Jonathan Chu is a PhD candidate specializing in international relations and comparative politics. His research interests include authoritarian governments, human rights, and the laws of war/wartime conduct.
In the 2013-2014 academic year, Jonathan will be a teaching assistant for the courses International Security in a Changing World (PS 114S/314S - Winter) and War and Peace in American Foreign Policy (PS 110D/Y - Spring).
Kara is a PhD candidate with interests in comparative politics, international relations, and research methodology. Her current projects focus on ethnic and sub-ethnic identity, authoritarian institutions, democratization, and foreign aid, with particular emphasis on Central Asia and the former Soviet Union.
Michael Tomz is Professor of Political Science at Stanford University. He is also a Senior Fellow at the Stanford Center for International Development and at the Stanford Institute for Economic Policy Research.
Tomz has published in the fields of international relations, American politics, comparative politics, and statistical methods. He is the author of Reputation and International Cooperation: Sovereign Debt across Three Centuries and numerous articles in political science and economics journals.

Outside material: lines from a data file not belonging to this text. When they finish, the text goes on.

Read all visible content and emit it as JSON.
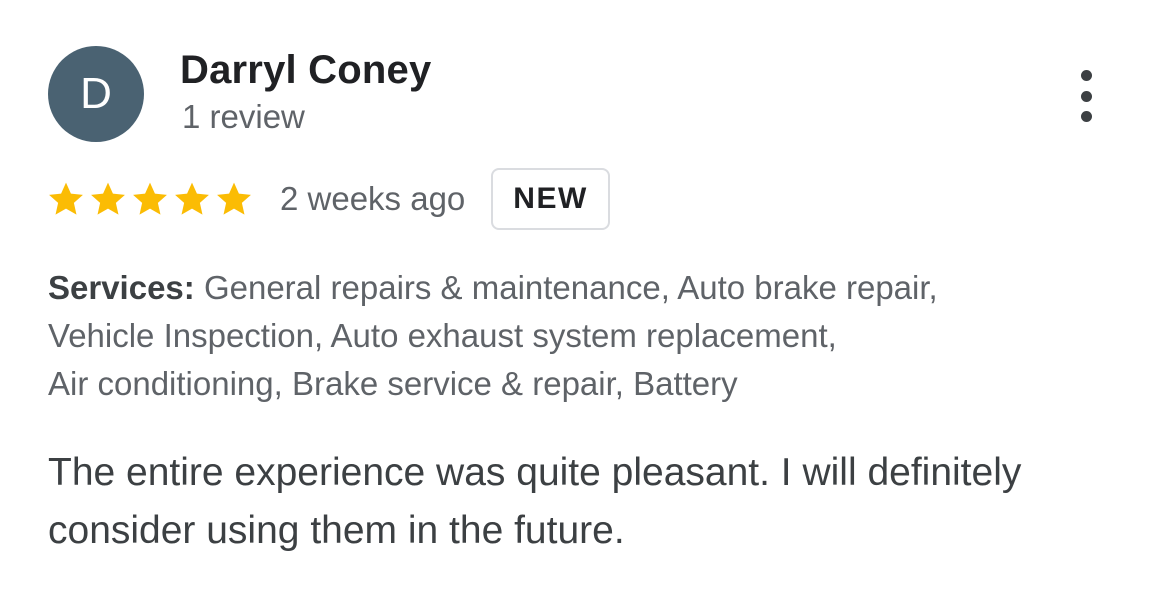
{
  "reviewer": {
    "initial": "D",
    "name": "Darryl Coney",
    "review_count": "1 review",
    "avatar_color": "#4a6272"
  },
  "menu": {
    "icon": "more-vert-icon"
  },
  "rating": {
    "stars": 5,
    "max_stars": 5,
    "star_color": "#fbbc04",
    "time": "2 weeks ago",
    "badge": "NEW"
  },
  "services": {
    "label": "Services:",
    "lines": [
      " General repairs & maintenance, Auto brake repair,",
      "Vehicle Inspection, Auto exhaust system replacement,",
      "Air conditioning, Brake service & repair, Battery"
    ]
  },
  "review": {
    "lines": [
      "The entire experience was quite pleasant. I will definitely",
      "consider using them in the future."
    ]
  }
}
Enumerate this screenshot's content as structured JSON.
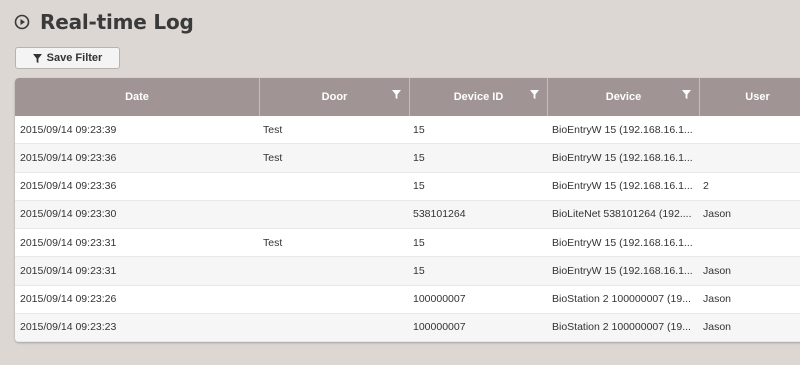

Scott D. Sagan is the Caroline S.G. Munro Professor of Political Science, the Mimi and Peter Haas University Fellow in Undergraduate Education, and Senior Fellow at the Center for International Security and Cooperation and the Freeman Spogli Institute at Stanford University. He also serves as co-chair of the American Academy of Arts and Sciences’ Global Nuclear Future Initiative. Before joining the Stanford faculty, Sagan was a lecturer in the Department of Government at Harvard University. From 1984 to 1985, he served as special assistant to the director of the Organization of the Joint Chiefs of Staff in the Pentagon. Sagan has also served as a consultant to the office of the Secretary of Defense and at the Sandia National Laboratory and the Los Alamos National Laboratory.

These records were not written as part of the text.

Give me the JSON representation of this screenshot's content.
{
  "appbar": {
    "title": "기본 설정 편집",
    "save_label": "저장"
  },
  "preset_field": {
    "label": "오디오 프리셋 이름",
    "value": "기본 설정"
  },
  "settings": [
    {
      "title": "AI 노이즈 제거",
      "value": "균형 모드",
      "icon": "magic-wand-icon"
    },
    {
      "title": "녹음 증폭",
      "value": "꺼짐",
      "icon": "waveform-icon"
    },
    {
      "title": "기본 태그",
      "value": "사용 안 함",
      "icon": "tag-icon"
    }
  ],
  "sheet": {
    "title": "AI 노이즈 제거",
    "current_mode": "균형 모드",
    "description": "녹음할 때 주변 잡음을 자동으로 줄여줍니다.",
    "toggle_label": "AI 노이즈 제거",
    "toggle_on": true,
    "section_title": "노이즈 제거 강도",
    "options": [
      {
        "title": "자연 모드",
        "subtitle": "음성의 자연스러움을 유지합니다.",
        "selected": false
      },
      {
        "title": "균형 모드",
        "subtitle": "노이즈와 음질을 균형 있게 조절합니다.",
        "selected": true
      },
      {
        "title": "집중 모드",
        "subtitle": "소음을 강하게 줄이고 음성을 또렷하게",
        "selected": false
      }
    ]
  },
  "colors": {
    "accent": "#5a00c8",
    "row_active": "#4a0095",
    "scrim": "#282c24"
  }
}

Kenneth A. Schultz is professor of political science at Stanford University. His research examines international conflict and conflict resolution, with a particular focus on the domestic political influences on foreign policy choices. He is the author of Democracy and Coercive Diplomacy and World Politics: Interests, Interactions, and Institutions (with David Lake and Jeffry Frieden), as well as numerous articles in peer-reviewed scholarly journals. He was the recipient the 2003 Karl Deutsch Award, given by the International Studies Association, and a 2011 Dean’s Award for Distinguished Teaching, awarded by Stanford’s School of Humanities and Sciences. He received his PhD in political science from Stanford University.
Condoleezza Rice is the Thomas and Barbara Stephenson Senior Fellow on Public Policy at the Hoover Institution, professor of political economy in the Stanford Graduate School of Business, and professor of political science at Stanford University.

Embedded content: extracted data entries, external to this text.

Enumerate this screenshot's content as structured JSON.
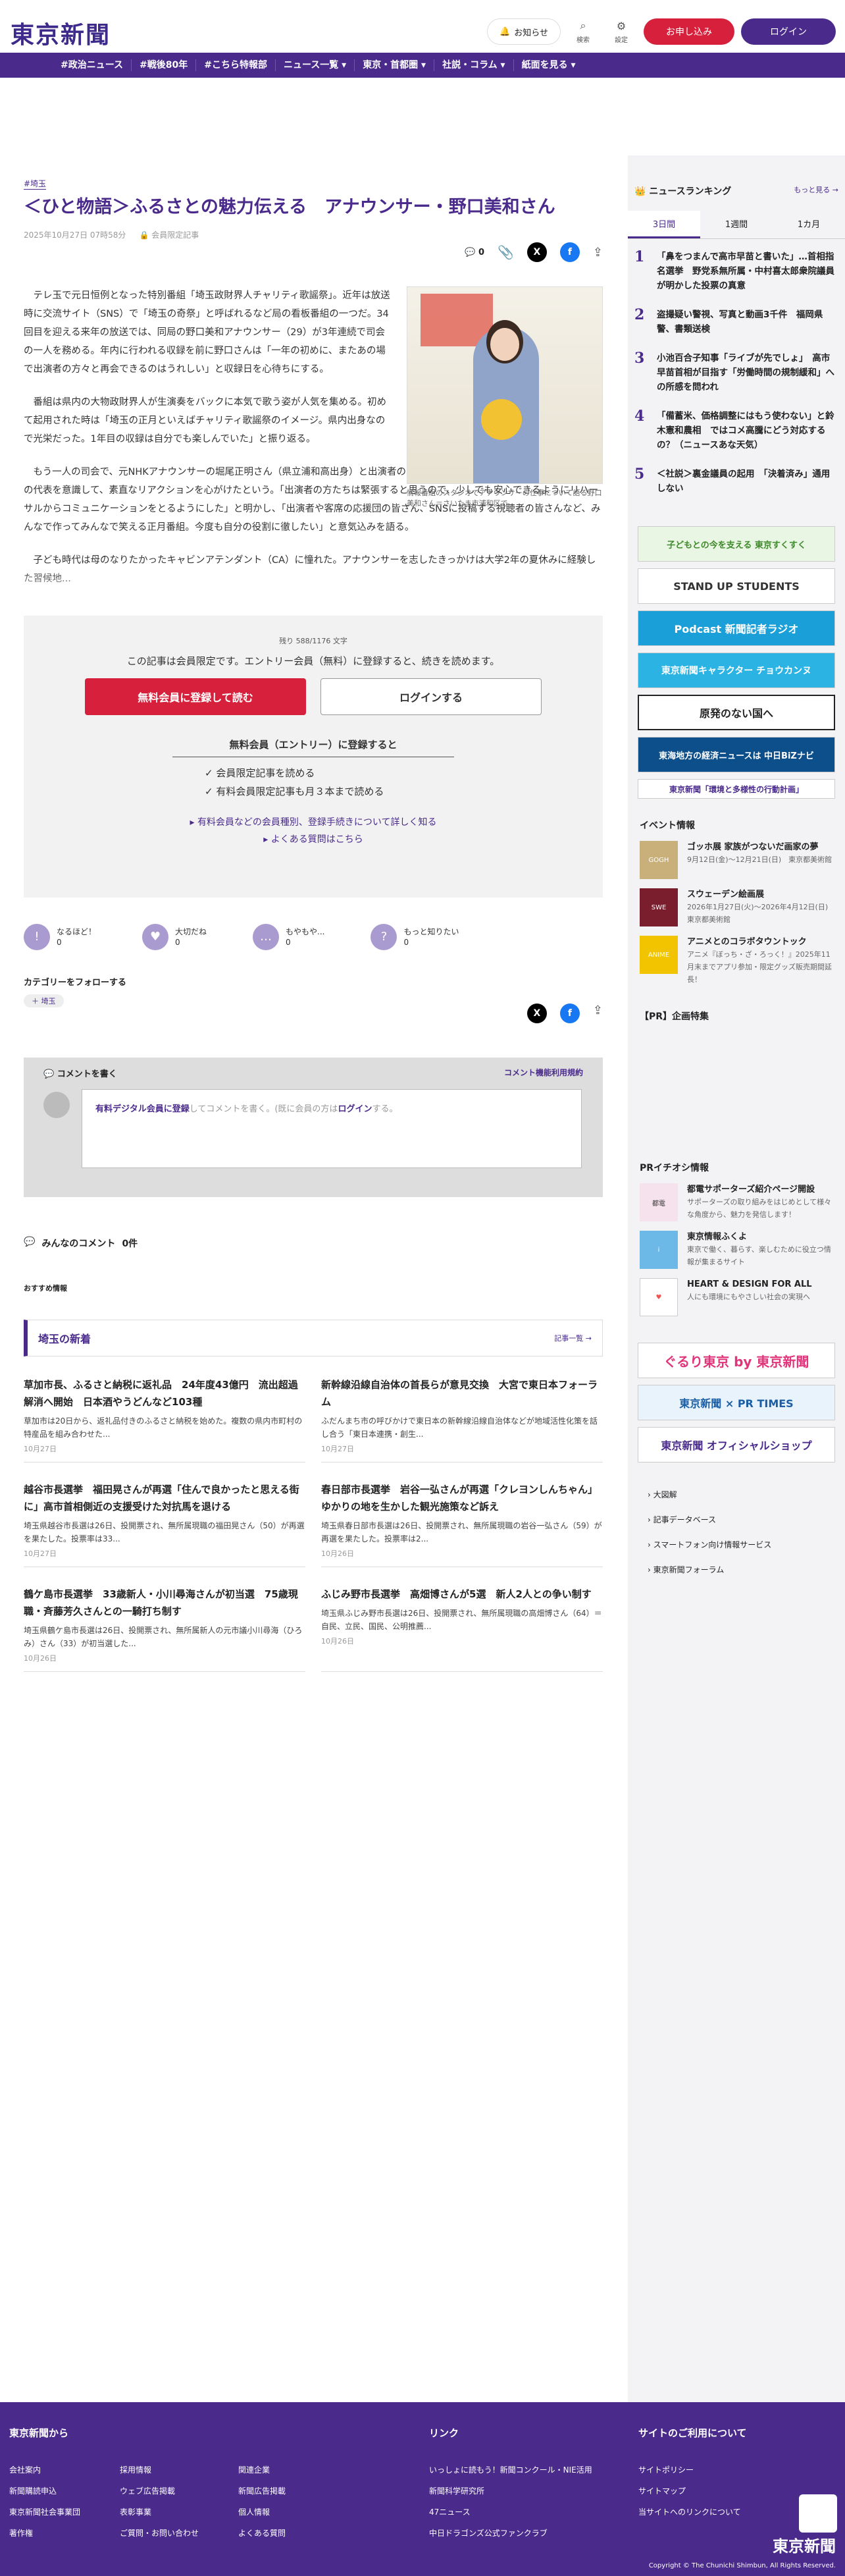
{
  "header": {
    "logo": "東京新聞",
    "notify": "お知らせ",
    "search": "検索",
    "settings": "設定",
    "signup": "お申し込み",
    "login": "ログイン"
  },
  "nav": [
    "#政治ニュース",
    "#戦後80年",
    "#こちら特報部",
    "ニュース一覧 ▾",
    "東京・首都圏 ▾",
    "社説・コラム ▾",
    "紙面を見る ▾"
  ],
  "article": {
    "tag": "#埼玉",
    "title": "＜ひと物語＞ふるさとの魅力伝える　アナウンサー・野口美和さん",
    "date": "2025年10月27日 07時58分",
    "member": "会員限定記事",
    "comment_count": "0",
    "paragraphs": [
      "テレ玉で元日恒例となった特別番組「埼玉政財界人チャリティ歌謡祭」。近年は放送時に交流サイト（SNS）で「埼玉の奇祭」と呼ばれるなど局の看板番組の一つだ。34回目を迎える来年の放送では、同局の野口美和アナウンサー（29）が3年連続で司会の一人を務める。年内に行われる収録を前に野口さんは「一年の初めに、またあの場で出演者の方々と再会できるのはうれしい」と収録日を心待ちにする。",
      "番組は県内の大物政財界人が生演奏をバックに本気で歌う姿が人気を集める。初めて起用された時は「埼玉の正月といえばチャリティ歌謡祭のイメージ。県内出身なので光栄だった。1年目の収録は自分でも楽しんでいた」と振り返る。",
      "もう一人の司会で、元NHKアナウンサーの堀尾正明さん（県立浦和高出身）と出演者のやりとりも番組名物の一つだ。2年目は視聴者の代表を意識して、素直なリアクションを心がけたという。「出演者の方たちは緊張すると思うので、少しでも安心できるようにリハーサルからコミュニケーションをとるようにした」と明かし、「出演者や客席の応援団の皆さん、SNSに投稿する視聴者の皆さんなど、みんなで作ってみんなで笑える正月番組。今度も自分の役割に徹したい」と意気込みを語る。",
      "子ども時代は母のなりたかったキャビンアテンダント（CA）に憧れた。アナウンサーを志したきっかけは大学2年の夏休みに経験した習候地..."
    ],
    "photo_caption": "情報番組のスタジオでアナウンサーの仕事について語る野口美和さん＝さいたま市浦和区で"
  },
  "paywall": {
    "count": "残り 588/1176 文字",
    "message": "この記事は会員限定です。エントリー会員（無料）に登録すると、続きを読めます。",
    "register": "無料会員に登録して読む",
    "login": "ログインする",
    "heading": "無料会員（エントリー）に登録すると",
    "check1": "会員限定記事を読める",
    "check2": "有料会員限定記事も月３本まで読める",
    "link1": "有料会員などの会員種別、登録手続きについて詳しく知る",
    "link2": "よくある質問はこちら"
  },
  "reactions": [
    {
      "label": "なるほど！",
      "n": "0",
      "icon": "!"
    },
    {
      "label": "大切だね",
      "n": "0",
      "icon": "♥"
    },
    {
      "label": "もやもや...",
      "n": "0",
      "icon": "…"
    },
    {
      "label": "もっと知りたい",
      "n": "0",
      "icon": "?"
    }
  ],
  "follow": {
    "label": "カテゴリーをフォローする",
    "chip": "＋ 埼玉"
  },
  "comment": {
    "title": "コメントを書く",
    "rule": "コメント機能利用規約",
    "placeholder_a": "有料デジタル会員に登録",
    "placeholder_b": "してコメントを書く。(既に会員の方は",
    "placeholder_c": "ログイン",
    "placeholder_d": "する。",
    "all": "みんなのコメント",
    "all_n": "0件"
  },
  "recommend": "おすすめ情報",
  "related": {
    "title": "埼玉の新着",
    "more": "記事一覧 →",
    "items": [
      {
        "t": "草加市長、ふるさと納税に返礼品　24年度43億円　流出超過解消へ開始　日本酒やうどんなど103種",
        "p": "草加市は20日から、返礼品付きのふるさと納税を始めた。複数の県内市町村の特産品を組み合わせた...",
        "d": "10月27日"
      },
      {
        "t": "新幹線沿線自治体の首長らが意見交換　大宮で東日本フォーラム",
        "p": "ふだんまち市の呼びかけで東日本の新幹線沿線自治体などが地域活性化策を話し合う「東日本連携・創生...",
        "d": "10月27日"
      },
      {
        "t": "越谷市長選挙　福田晃さんが再選「住んで良かったと思える街に」高市首相側近の支援受けた対抗馬を退ける",
        "p": "埼玉県越谷市長選は26日、投開票され、無所属現職の福田晃さん（50）が再選を果たした。投票率は33...",
        "d": "10月27日"
      },
      {
        "t": "春日部市長選挙　岩谷一弘さんが再選「クレヨンしんちゃん」ゆかりの地を生かした観光施策など訴え",
        "p": "埼玉県春日部市長選は26日、投開票され、無所属現職の岩谷一弘さん（59）が再選を果たした。投票率は2...",
        "d": "10月26日"
      },
      {
        "t": "鶴ケ島市長選挙　33歳新人・小川尋海さんが初当選　75歳現職・斉藤芳久さんとの一騎打ち制す",
        "p": "埼玉県鶴ケ島市長選は26日、投開票され、無所属新人の元市議小川尋海（ひろみ）さん（33）が初当選した...",
        "d": "10月26日"
      },
      {
        "t": "ふじみ野市長選挙　高畑博さんが5選　新人2人との争い制す",
        "p": "埼玉県ふじみ野市長選は26日、投開票され、無所属現職の高畑博さん（64）＝自民、立民、国民、公明推薦...",
        "d": "10月26日"
      }
    ]
  },
  "ranking": {
    "title": "ニュースランキング",
    "more": "もっと見る →",
    "tabs": [
      "3日間",
      "1週間",
      "1カ月"
    ],
    "items": [
      "「鼻をつまんで高市早苗と書いた」…首相指名選挙　野党系無所属・中村喜太郎衆院議員が明かした投票の真意",
      "盗撮疑い警視、写真と動画3千件　福岡県警、書類送検",
      "小池百合子知事「ライブが先でしょ」　高市早苗首相が目指す「労働時間の規制緩和」への所感を問われ",
      "「備蓄米、価格調整にはもう使わない」と鈴木憲和農相　ではコメ高騰にどう対応するの？（ニュースあな天気）",
      "＜社説＞裏金議員の起用　「決着済み」通用しない"
    ]
  },
  "banners": [
    "子どもとの今を支える 東京すくすく",
    "STAND UP STUDENTS",
    "Podcast 新聞記者ラジオ",
    "東京新聞キャラクター チョウカンヌ",
    "原発のない国へ",
    "東海地方の経済ニュースは 中日BiZナビ",
    "東京新聞「環境と多様性の行動計画」"
  ],
  "events": {
    "title": "イベント情報",
    "items": [
      {
        "b": "ゴッホ展 家族がつないだ画家の夢",
        "s": "9月12日(金)〜12月21日(日)　東京都美術館"
      },
      {
        "b": "スウェーデン絵画展",
        "s": "2026年1月27日(火)〜2026年4月12日(日)　東京都美術館"
      },
      {
        "b": "アニメとのコラボタウントック",
        "s": "アニメ『ぼっち・ざ・ろっく！』2025年11月末までアプリ参加・限定グッズ販売期間延長！"
      }
    ]
  },
  "pr": {
    "title": "【PR】企画特集",
    "it": "PRイチオシ情報",
    "items": [
      {
        "b": "都電サポーターズ紹介ページ開設",
        "s": "サポーターズの取り組みをはじめとして様々な角度から、魅力を発信します！"
      },
      {
        "b": "東京情報ふくよ",
        "s": "東京で働く、暮らす、楽しむために役立つ情報が集まるサイト"
      },
      {
        "b": "HEART & DESIGN FOR ALL",
        "s": "人にも環境にもやさしい社会の実現へ"
      }
    ]
  },
  "side_banners": [
    "ぐるり東京 by 東京新聞",
    "東京新聞 × PR TIMES",
    "東京新聞 オフィシャルショップ"
  ],
  "side_links": [
    "大図解",
    "記事データベース",
    "スマートフォン向け情報サービス",
    "東京新聞フォーラム"
  ],
  "footer": {
    "c1": "東京新聞から",
    "c1a": [
      "会社案内",
      "新聞購読申込",
      "東京新聞社会事業団",
      "著作権"
    ],
    "c1b": [
      "採用情報",
      "ウェブ広告掲載",
      "表彰事業",
      "ご質問・お問い合わせ"
    ],
    "c1c": [
      "関連企業",
      "新聞広告掲載",
      "個人情報",
      "よくある質問"
    ],
    "c2": "リンク",
    "c2a": [
      "いっしょに読もう！新聞コンクール・NIE活用",
      "新聞科学研究所",
      "47ニュース",
      "中日ドラゴンズ公式ファンクラブ"
    ],
    "c3": "サイトのご利用について",
    "c3a": [
      "サイトポリシー",
      "サイトマップ",
      "当サイトへのリンクについて"
    ],
    "logo": "東京新聞",
    "copy": "Copyright © The Chunichi Shimbun, All Rights Reserved."
  },
  "colors": {
    "brand": "#4a2b8c",
    "red": "#d6203c"
  }
}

From January 2005 to 2009, she served as the 66th secretary of state of the United States. Before serving as America’s chief diplomat, she served as assistant to the president for national security affairs (national security adviser) from January 2001 to 2005.
Stephen Krasner is the Graham H. Stuart Professor of International Studies, and the deputy director of FSI. A former director of CDDRL, Krasner is also an FSI senior fellow, and a fellow of the Hoover Institution.
From February 2005 to April 2007 he served as the Director of Policy Planning at the US State Department. While at the State Department, Krasner was a driving force behind foreign assistance reform designed to more effectively target American foreign aid. He was also involved in activities related to the promotion of good governance and democratic institutions around the world.
Phillip Lipscy is Assistant Professor of Political Science at Stanford University. He is also The Thomas Rohlen Center Fellow, Shorenstein Asia-Pacific Research Center, Freeman Spogli Institute for International Studies. His fields of research include international and comparative political economy, international security, and the politics of East Asia, particularly Japan.
Judith L. Goldstein is the Chair for the Department of Political Science, the Janet M. Peck Professor of International Communication and the Kaye University Fellow in Undergraduate Education. Her research focuses on international political economy, with a focus on trade politics. She has written and/or edited six book including Ideas, Interests and American Trade Policy and more recently The Evolution of the Trade Regime: Politics, Law and Economics of the GATT and the WTO. Her articles have appeared in numerous journals.